The integration under the KM curve from the beginning of the study through a pre-specified time point is commonly used to calculate the RMST. However, the KM method shows some limitations in practical applications. First, the curve may not be able to extrapolate to time points beyond the follow-up time. The estimates may have large variance at time points towards the tail due to small numbers of patients at risk. As pointed out by Peto, et al [19] the standard error can be underestimated in this long flat region. The curve is also estimated as a step function, which is biologically unrealistic. These drawbacks of the KM method limit the RMST performance because the survival comparison can only be estimated until the last event time or observation time, and a potential large variance for the estimates is presented at the last time point. In a typical clinical study, some prediction or extrapolation is needed and can be useful, for example, determining when the next interim analysis should be performed, or assessing if additional follow-up time in a study is needed to demonstrate a treatment difference. However, the KM method cannot fulfill this goal and so a parametric method is more desired.

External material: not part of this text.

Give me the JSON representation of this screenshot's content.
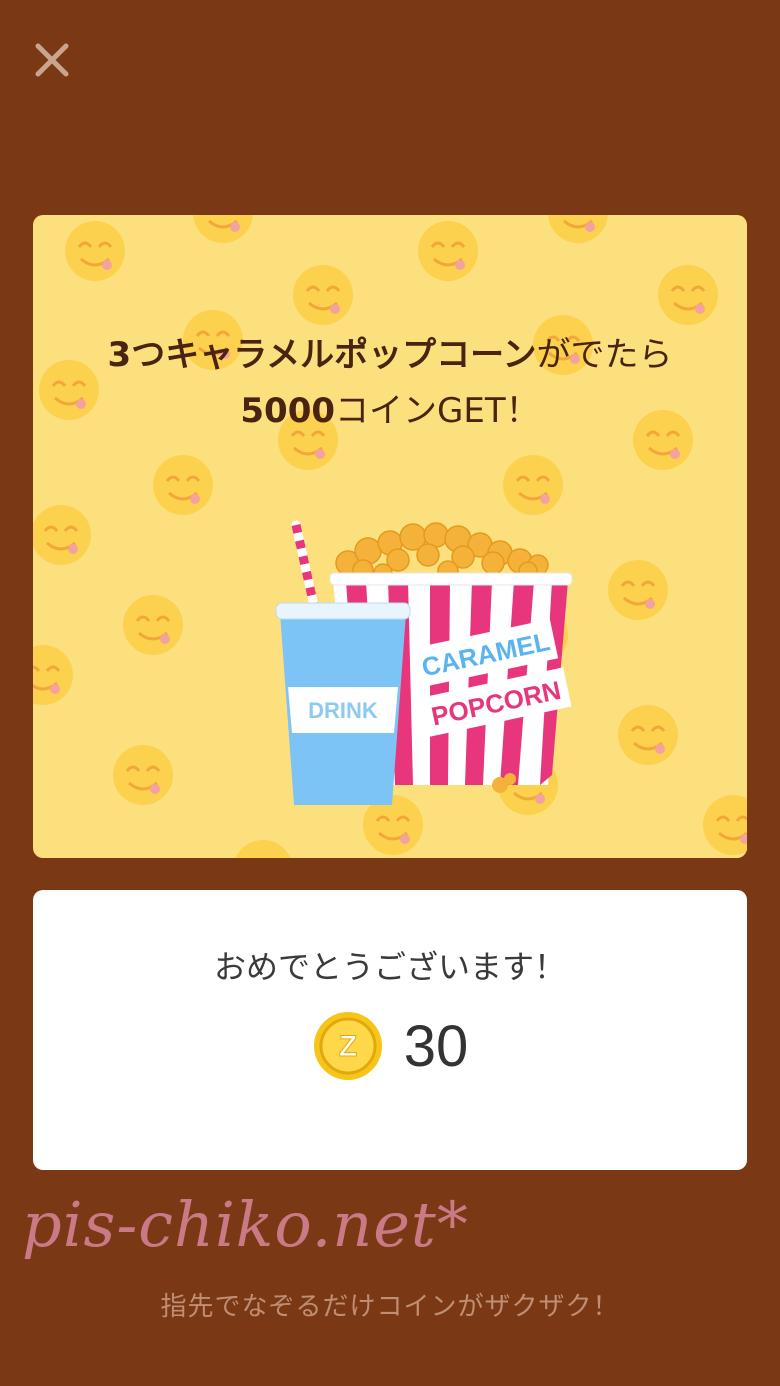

To address these challenges from KM-based RMST method, in this paper we applied a flexible parametric mixture model to estimate the survival curves. Therefore, a dynamic RMST curve is constructed over any given time window of interest for the clinical study. A mixture model can fully take advantage of a parametric form for inference without limitation of the follow-up time. Liao and Liu [20] showed that the mixture models have good flexibility, i.e. the estimated survival curves can be very close to KM curves, to fit survival data from several oncology studies. The paper is organized as follows. In Section 2, we introduce the RMST method, and describe how to derive the dynamic RMST curves from the mixture Weibull models, where the RMST difference or ratio is computed over a range of values to the point of restriction τ, tracing out a curve over time. Three real datasets are used to illustrate the performance of the proposed dynamic RMST curves in section 3. Summary and discussions are provided in section 4 with a conclusion in section 5.